Köy Enstitülerine eğitim anlamında yüklenen sorumluluk ağır ve anlamlıdır. Köy Enstitülerindeki anlayış o dönemde "Eğitim, üretim içindedir" şiarıdır. Hep beraber ülkeyi kalkındırmak için üretmek ve hayata birlikte bakmaktır.

O döneme ülkemizin karşı karşıya bulunduğu zorlu koşullar ve uluslararası dinamiklerin ülkemiz üzerinde kurdukları psikolojik etkinin sonucu köy enstitülerin soğuk savaşa kurban edilip kısa sürede kapatılarak tarihin raflarına kaldırılmıştır. Bunu takip eden süreçte ülkenin aydınlık geleceğinin eğitim projesi önce yatılı öğretmen okullarına, sonra yatılı okula, sonra da normal lise eğitimine zamana yayılarak bertaraf edilmiştir.

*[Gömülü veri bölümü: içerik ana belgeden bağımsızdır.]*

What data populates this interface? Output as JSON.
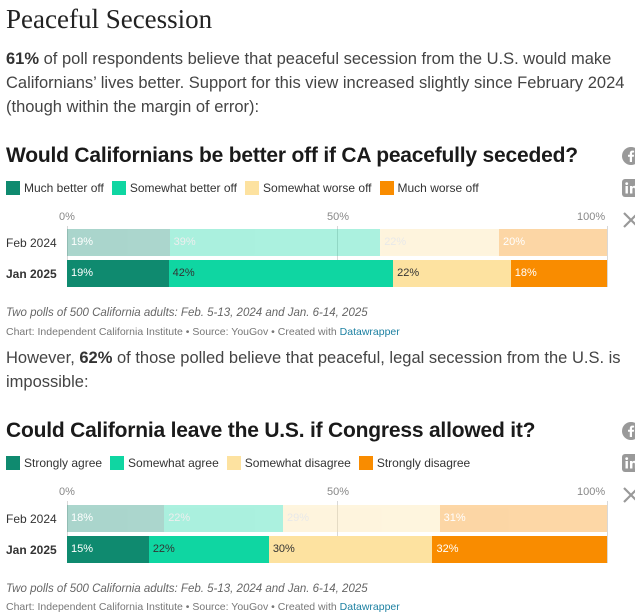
{
  "page": {
    "title": "Peaceful Secession",
    "intro_bold": "61%",
    "intro_text": " of poll respondents believe that peaceful secession from the U.S. would make Californians’ lives better. Support for this view increased slightly since February 2024 (though within the margin of error):",
    "middle_pre": "However, ",
    "middle_bold": "62%",
    "middle_text": " of those polled believe that peaceful, legal secession from the U.S. is impossible:"
  },
  "social_icons": [
    "facebook-icon",
    "linkedin-icon",
    "x-icon"
  ],
  "charts": [
    {
      "title": "Would Californians be better off if CA peacefully seceded?",
      "legend": [
        {
          "label": "Much better off",
          "color": "#0f8a6f"
        },
        {
          "label": "Somewhat better off",
          "color": "#0fd6a2"
        },
        {
          "label": "Somewhat worse off",
          "color": "#fde2a0"
        },
        {
          "label": "Much worse off",
          "color": "#f98c00"
        }
      ],
      "axis_ticks": [
        "0%",
        "50%",
        "100%"
      ],
      "rows": [
        {
          "label": "Feb 2024",
          "muted": true,
          "values": [
            19,
            39,
            22,
            20
          ],
          "labels": [
            "19%",
            "39%",
            "22%",
            "20%"
          ]
        },
        {
          "label": "Jan 2025",
          "muted": false,
          "values": [
            19,
            42,
            22,
            18
          ],
          "labels": [
            "19%",
            "42%",
            "22%",
            "18%"
          ]
        }
      ],
      "note": "Two polls of 500 California adults: Feb. 5-13, 2024 and Jan. 6-14, 2025",
      "credit_prefix": "Chart: Independent California Institute • Source: YouGov • Created with ",
      "credit_link": "Datawrapper"
    },
    {
      "title": "Could California leave the U.S. if Congress allowed it?",
      "legend": [
        {
          "label": "Strongly agree",
          "color": "#0f8a6f"
        },
        {
          "label": "Somewhat agree",
          "color": "#0fd6a2"
        },
        {
          "label": "Somewhat disagree",
          "color": "#fde2a0"
        },
        {
          "label": "Strongly disagree",
          "color": "#f98c00"
        }
      ],
      "axis_ticks": [
        "0%",
        "50%",
        "100%"
      ],
      "rows": [
        {
          "label": "Feb 2024",
          "muted": true,
          "values": [
            18,
            22,
            29,
            31
          ],
          "labels": [
            "18%",
            "22%",
            "29%",
            "31%"
          ]
        },
        {
          "label": "Jan 2025",
          "muted": false,
          "values": [
            15,
            22,
            30,
            32
          ],
          "labels": [
            "15%",
            "22%",
            "30%",
            "32%"
          ]
        }
      ],
      "note": "Two polls of 500 California adults: Feb. 5-13, 2024 and Jan. 6-14, 2025",
      "credit_prefix": "Chart: Independent California Institute • Source: YouGov • Created with ",
      "credit_link": "Datawrapper"
    }
  ],
  "chart_data": [
    {
      "type": "bar",
      "title": "Would Californians be better off if CA peacefully seceded?",
      "categories": [
        "Feb 2024",
        "Jan 2025"
      ],
      "series": [
        {
          "name": "Much better off",
          "values": [
            19,
            19
          ]
        },
        {
          "name": "Somewhat better off",
          "values": [
            39,
            42
          ]
        },
        {
          "name": "Somewhat worse off",
          "values": [
            22,
            22
          ]
        },
        {
          "name": "Much worse off",
          "values": [
            20,
            18
          ]
        }
      ],
      "stacked": true,
      "orientation": "horizontal",
      "xlim": [
        0,
        100
      ],
      "xticks": [
        "0%",
        "50%",
        "100%"
      ],
      "legend": "top"
    },
    {
      "type": "bar",
      "title": "Could California leave the U.S. if Congress allowed it?",
      "categories": [
        "Feb 2024",
        "Jan 2025"
      ],
      "series": [
        {
          "name": "Strongly agree",
          "values": [
            18,
            15
          ]
        },
        {
          "name": "Somewhat agree",
          "values": [
            22,
            22
          ]
        },
        {
          "name": "Somewhat disagree",
          "values": [
            29,
            30
          ]
        },
        {
          "name": "Strongly disagree",
          "values": [
            31,
            32
          ]
        }
      ],
      "stacked": true,
      "orientation": "horizontal",
      "xlim": [
        0,
        100
      ],
      "xticks": [
        "0%",
        "50%",
        "100%"
      ],
      "legend": "top"
    }
  ]
}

Bugün öğretmen yetiştirmeden başlayarak eğitim sisteminin yaşadığı pek çok sorunun kaynağında Köy Enstitülerinin kapatılması yatmaktadır. Köy Enstitülerinin kapatılması ülkemizdeki aydınlanma sürecinin durdurulması ve demokratik işleyişin sekteye uğratılması anlamına gelmiş, genel anlamda da demokrasimizin derin bir yara alması sonucunu doğurmuştur. "Aydınlanma ocaklarının" tamamen kapatıldığı 1950’li yıllar ayni zamanda Türkiye gericiliğin, bağnazlığın safına siyasi iktidar eliyle geçtiği yıllar olmuştur. Enstitülerin kapatılması Türkiye’nin aydınlanma tarihinde gericiliğin zaferi olarak yerini almıştır.

Eğitim Sen Köy Enstitüleri’nin ilerici, demokrat ve aydınlanmacı geleneğine sahip çıkmaya devam edecektir.”